Lompat ke konten Lompat ke sidebar Lompat ke footer

Dikala Pagi

Pagi hari salah satu waktu yang tepat menikmati kopi, bersantai, bahkan membaca dan menulis begitu nikmat. Pagi hari udara bersih dan segar, memberikan semangat. Duduk bersantai mengumpulkan imajinasi sambil meneguk minuman kopi. 

Selain udara sejuk, suasana pagi memiliki sangat tepat untuk berkumpul dan bersantai sejenak. Sehingga ke nikahan terasa penuh bahagia. Saran jangan lupa, untuk menambah stamina dan membuat pagi fokus kembali. 

Perlahan menuliskan dalam bait-bait kalimat.

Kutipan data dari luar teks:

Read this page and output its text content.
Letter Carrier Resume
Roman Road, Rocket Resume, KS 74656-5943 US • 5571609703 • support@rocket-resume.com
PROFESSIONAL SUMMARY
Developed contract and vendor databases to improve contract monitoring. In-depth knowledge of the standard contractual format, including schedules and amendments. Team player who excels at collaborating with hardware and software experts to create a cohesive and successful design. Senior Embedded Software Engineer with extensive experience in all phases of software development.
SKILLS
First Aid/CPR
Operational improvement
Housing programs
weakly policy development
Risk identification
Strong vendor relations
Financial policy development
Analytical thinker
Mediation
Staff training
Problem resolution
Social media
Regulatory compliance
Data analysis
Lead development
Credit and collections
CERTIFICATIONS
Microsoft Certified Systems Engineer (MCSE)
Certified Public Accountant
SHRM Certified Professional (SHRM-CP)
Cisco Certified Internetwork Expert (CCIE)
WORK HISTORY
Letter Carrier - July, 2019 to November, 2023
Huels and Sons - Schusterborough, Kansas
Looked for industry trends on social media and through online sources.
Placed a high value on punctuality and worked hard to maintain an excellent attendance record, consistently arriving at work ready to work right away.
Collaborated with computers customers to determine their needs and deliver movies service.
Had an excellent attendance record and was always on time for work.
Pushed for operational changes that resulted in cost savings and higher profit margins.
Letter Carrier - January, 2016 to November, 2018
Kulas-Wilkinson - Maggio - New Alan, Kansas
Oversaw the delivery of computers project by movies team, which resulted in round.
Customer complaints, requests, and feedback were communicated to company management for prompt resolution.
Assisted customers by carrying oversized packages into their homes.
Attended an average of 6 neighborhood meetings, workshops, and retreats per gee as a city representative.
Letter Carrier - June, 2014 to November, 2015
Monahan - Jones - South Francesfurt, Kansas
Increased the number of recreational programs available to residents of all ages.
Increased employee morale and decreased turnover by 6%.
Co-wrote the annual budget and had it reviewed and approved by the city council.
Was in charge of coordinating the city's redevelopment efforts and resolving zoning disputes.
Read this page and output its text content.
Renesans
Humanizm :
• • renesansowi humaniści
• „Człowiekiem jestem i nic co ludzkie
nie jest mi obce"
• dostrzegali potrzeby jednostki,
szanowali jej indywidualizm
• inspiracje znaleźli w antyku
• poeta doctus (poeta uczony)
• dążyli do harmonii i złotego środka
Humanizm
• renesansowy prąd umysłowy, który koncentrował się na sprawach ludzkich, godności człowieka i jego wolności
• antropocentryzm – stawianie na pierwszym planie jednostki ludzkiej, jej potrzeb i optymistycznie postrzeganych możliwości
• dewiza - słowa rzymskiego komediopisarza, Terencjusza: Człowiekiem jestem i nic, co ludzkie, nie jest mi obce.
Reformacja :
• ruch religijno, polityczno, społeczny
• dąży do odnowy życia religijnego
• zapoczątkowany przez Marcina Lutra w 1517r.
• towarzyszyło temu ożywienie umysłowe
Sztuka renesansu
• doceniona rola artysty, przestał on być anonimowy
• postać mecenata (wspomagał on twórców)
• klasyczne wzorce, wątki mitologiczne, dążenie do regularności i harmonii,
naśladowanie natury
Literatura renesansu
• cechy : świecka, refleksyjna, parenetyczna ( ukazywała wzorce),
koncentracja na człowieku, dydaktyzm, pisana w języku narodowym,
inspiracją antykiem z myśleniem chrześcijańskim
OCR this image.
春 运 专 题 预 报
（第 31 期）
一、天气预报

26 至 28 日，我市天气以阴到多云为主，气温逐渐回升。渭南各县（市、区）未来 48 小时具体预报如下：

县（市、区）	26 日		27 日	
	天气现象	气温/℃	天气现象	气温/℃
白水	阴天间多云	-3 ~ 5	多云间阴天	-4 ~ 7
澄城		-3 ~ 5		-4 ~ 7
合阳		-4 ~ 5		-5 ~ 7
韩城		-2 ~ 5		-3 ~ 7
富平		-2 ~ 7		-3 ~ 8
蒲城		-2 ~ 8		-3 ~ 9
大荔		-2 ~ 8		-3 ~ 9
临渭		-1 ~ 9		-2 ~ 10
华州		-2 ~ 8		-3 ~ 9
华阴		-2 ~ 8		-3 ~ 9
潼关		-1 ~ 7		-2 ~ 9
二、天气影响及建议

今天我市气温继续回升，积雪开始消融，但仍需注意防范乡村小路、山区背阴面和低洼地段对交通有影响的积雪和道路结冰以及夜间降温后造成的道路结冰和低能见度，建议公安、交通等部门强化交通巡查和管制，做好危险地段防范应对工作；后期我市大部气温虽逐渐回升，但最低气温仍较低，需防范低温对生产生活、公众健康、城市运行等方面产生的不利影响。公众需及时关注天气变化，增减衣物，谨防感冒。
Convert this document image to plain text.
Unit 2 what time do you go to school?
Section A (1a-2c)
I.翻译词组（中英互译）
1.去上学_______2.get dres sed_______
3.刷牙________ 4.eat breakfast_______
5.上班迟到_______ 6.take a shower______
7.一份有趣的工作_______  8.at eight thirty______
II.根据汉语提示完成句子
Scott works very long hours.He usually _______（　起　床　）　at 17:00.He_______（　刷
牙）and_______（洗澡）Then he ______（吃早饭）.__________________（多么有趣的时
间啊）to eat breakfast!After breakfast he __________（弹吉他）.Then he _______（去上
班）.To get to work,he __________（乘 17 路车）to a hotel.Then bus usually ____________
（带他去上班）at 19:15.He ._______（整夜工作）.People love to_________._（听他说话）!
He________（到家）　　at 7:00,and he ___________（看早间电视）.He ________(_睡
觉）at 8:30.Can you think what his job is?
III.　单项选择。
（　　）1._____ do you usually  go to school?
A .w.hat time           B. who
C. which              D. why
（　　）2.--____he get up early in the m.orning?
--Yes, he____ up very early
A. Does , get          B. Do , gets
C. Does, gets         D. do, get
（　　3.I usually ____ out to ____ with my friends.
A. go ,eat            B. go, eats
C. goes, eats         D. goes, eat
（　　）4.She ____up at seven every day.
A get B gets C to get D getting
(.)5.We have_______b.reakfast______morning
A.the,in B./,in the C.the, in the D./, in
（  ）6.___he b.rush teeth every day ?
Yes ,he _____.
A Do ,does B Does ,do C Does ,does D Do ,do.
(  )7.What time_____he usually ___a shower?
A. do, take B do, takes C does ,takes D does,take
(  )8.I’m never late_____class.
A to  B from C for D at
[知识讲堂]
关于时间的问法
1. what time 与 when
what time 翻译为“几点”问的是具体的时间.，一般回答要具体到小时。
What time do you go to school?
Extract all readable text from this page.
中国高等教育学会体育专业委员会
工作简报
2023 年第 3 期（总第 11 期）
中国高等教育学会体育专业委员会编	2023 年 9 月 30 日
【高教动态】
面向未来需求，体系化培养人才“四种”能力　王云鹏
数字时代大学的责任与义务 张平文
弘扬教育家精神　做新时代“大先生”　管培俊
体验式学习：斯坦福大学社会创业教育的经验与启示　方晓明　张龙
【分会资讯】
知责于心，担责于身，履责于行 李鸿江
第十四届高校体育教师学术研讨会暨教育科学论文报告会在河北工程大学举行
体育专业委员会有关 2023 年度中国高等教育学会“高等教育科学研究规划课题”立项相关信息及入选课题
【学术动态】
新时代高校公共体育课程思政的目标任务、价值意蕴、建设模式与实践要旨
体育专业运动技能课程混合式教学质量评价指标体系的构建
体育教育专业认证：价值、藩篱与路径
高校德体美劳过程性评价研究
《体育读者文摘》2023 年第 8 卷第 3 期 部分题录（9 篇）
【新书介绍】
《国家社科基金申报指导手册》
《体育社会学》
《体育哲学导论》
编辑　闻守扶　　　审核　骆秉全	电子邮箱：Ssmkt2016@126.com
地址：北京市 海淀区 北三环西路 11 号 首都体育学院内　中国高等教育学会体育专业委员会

Supaya menghasilkan inspirasi yang bermanfaat. Nah, berikut syair di saat menyambut suasana pagi bersama mentari yang begitu berarti. Syair berjudul: Dikala Pagi. 
Syair

Dikala waktu menyambut pagi, ketenangan terasa di sanubari. Secangkir kopi hadir menemani, mengalahkan dinginnya udara pagi. Terbesit hati meneguk kopi, menemani waktu dikala pagi. Tersenyum padu menikmati, kebahagian tercipta setiap hari. 
 
Hewan sekitar mulai mengikuti, suara burung bercuit ikut bernyanyi. Kokok ayam bersahut getarkan hati, satu demi satu mengiringi. Butiran embun seperti menari, jernih dan bening turut mewarnai. Semua muncul bersama mentari, menyabut gembira suasana pagi. 

Lantunan syair memuji sang pencipta, elok terdengar tentramkan hati. Membangunkan hasrat mengingatkan diri, untuk menunaikan kewajiban diri. Begitulah keadaan suasana pagi, ketenangan penuh kedamaian menyelimuti. Rasa syukur senantiasa terucap pada Ilahi, selalu bahagia atas karunia yang diberkati.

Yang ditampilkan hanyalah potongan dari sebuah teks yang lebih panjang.